Scientists are sometimes seen as modern-day Dr Frankensteins who create super-resistant pathogens by over-manipulating genes and tampering with nature. Tambyah points out that no concrete evidence exists that genetic engineering has given rise to drugresistance problems. However, he admits that the use of antibiotics as growth promoters in animal feed, as well as the use of antibioticresistant genes as markers in the production of genetically modified food, does present cause for concern.

Sometimes it seems that humanity is not making any headway in the battle against pathogens since it gets caught unawares each time a new variety rears up, such as the severe acute respiratory syndrome (SARS) virus. Tambyah ponders: "As we take small steps forward, microorganisms keep several steps ahead of us. I alluded to this fact in an editorial for the April 2003 issue of Singapore Medical Journal. Unless we devote huge amounts of resources to surveillance and detection of emerging infections, we shall continue to be caught flatfooted by novel pathogens. Our world has become ever smaller, making dissemination of these pathogens very quick. A single infected individual on the ninth floor of a hotel can shortly lead to SARS epidemics in four countries on three continents, triggering worldwide alarm."

The clinician feels that the main lesson that Singapore can learn from the incident is that resources need to be devoted to infection control and, more important, to the surveillance and detection of emerging infectious agents. NUH, on its part, has also learned valuable clinical and epidemiological lessons from the few SARS patients who have passed through its doors.

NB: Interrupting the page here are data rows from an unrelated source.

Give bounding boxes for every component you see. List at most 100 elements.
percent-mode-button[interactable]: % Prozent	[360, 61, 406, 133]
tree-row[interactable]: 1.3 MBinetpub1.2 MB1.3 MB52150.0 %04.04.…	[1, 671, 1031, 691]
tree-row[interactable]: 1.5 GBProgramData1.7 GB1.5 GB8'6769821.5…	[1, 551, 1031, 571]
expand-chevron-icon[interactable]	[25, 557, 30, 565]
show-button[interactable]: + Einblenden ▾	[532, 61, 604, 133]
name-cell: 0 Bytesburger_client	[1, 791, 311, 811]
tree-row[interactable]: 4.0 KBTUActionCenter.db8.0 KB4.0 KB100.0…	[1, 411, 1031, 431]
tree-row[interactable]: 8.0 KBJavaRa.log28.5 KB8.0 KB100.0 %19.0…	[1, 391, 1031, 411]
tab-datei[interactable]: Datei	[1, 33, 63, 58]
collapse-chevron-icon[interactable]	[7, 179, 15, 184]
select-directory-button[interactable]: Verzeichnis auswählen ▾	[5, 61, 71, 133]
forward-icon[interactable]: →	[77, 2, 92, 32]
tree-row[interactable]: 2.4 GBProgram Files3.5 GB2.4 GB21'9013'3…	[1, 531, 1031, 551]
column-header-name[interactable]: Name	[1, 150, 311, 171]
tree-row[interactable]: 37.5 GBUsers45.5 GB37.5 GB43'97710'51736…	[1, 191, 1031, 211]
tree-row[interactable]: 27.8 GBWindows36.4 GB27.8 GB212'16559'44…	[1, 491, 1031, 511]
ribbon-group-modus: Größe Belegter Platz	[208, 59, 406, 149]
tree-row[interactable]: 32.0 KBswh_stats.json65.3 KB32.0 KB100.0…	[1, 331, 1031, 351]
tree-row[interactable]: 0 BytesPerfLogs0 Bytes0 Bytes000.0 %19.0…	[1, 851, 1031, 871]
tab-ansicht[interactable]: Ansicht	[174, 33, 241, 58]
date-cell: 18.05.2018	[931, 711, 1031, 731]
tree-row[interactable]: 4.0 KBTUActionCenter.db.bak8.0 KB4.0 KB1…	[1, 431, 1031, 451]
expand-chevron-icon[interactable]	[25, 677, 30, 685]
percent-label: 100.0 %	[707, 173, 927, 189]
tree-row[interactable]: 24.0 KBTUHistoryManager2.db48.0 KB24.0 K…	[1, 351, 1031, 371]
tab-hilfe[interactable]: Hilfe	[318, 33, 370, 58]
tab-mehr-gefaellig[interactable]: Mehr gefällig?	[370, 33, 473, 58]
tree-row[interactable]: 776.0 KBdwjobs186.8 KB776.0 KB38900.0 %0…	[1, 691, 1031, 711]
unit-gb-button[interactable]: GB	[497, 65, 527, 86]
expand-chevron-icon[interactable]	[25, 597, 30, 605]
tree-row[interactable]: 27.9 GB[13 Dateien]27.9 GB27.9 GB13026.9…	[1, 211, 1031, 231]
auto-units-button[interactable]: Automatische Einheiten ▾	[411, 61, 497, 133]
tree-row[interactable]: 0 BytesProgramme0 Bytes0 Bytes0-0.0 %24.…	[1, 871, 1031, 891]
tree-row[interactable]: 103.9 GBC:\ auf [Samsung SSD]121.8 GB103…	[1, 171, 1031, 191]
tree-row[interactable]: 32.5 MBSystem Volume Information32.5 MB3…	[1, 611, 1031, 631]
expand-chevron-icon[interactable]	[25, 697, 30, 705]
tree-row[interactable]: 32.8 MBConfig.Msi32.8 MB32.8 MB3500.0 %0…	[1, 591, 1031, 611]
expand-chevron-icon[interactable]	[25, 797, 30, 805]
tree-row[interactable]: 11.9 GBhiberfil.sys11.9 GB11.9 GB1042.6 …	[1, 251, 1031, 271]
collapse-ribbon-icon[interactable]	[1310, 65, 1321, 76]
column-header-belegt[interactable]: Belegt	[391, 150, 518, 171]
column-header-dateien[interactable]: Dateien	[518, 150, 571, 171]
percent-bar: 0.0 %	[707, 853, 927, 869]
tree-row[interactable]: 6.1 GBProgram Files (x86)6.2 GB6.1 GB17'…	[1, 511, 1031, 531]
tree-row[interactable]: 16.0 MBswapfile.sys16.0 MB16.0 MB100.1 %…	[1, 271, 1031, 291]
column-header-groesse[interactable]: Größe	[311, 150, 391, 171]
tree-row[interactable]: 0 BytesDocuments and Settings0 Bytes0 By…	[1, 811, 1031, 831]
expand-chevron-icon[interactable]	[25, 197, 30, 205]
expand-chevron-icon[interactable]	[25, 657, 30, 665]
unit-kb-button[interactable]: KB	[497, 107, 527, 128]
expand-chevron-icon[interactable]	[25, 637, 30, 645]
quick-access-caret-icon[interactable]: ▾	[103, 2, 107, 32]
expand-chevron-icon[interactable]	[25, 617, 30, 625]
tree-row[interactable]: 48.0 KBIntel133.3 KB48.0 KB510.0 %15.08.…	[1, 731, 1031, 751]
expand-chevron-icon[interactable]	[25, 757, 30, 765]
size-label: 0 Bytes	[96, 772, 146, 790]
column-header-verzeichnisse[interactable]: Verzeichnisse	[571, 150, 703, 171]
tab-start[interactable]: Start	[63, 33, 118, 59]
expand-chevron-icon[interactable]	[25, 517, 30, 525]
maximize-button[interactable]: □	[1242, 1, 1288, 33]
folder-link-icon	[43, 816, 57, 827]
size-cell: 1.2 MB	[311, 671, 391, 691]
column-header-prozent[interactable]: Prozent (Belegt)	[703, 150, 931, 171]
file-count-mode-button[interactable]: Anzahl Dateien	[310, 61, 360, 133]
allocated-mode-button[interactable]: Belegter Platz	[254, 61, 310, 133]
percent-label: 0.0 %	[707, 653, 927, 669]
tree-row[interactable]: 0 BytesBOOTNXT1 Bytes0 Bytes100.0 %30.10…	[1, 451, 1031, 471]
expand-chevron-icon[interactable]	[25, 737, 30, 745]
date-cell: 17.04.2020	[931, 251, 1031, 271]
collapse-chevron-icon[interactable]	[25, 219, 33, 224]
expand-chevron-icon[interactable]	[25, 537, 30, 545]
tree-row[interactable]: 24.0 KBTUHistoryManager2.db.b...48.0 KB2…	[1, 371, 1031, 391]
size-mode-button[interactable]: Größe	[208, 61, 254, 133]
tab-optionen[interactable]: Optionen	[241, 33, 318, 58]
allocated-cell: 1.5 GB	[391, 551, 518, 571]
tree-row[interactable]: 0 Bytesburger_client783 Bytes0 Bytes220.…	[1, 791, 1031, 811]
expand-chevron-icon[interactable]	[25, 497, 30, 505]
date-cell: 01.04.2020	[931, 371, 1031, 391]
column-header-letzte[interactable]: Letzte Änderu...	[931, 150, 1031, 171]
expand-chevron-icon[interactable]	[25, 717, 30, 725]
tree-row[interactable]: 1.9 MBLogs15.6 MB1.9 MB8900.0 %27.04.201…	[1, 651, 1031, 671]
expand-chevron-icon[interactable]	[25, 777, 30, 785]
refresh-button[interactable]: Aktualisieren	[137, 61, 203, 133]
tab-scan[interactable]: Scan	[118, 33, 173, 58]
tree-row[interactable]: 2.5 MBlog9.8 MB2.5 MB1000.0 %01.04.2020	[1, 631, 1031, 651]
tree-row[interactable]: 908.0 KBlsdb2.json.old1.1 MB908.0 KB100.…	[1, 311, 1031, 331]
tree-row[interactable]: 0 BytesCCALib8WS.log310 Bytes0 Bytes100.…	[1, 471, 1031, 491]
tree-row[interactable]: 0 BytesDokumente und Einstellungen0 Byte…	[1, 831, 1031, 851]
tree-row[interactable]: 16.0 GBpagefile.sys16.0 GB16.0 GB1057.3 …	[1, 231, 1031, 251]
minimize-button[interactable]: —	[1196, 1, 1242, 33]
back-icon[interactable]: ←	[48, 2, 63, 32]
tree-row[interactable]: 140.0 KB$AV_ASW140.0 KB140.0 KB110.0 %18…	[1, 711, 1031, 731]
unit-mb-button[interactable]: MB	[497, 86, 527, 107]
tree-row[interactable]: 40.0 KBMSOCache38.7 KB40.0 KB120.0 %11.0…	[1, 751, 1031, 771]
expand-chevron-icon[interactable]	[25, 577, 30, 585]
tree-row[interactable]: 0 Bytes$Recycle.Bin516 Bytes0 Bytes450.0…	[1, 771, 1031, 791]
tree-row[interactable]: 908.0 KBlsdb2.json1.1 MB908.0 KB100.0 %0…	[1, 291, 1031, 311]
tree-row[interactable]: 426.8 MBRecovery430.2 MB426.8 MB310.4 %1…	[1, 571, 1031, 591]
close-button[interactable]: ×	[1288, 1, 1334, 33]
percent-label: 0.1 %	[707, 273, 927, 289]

Tambyah concludes with some food for thought. "We also need to think long and hard about some assumptions we have made regarding our healthcare system - about putting patients together in crowded wards, making them wait in crowded corridors outside various diagnostic and treatment suites, pressuring doctors and nurses so that they feel they must go to work even when ill because their colleagues will not be able to manage without them, and many other issues."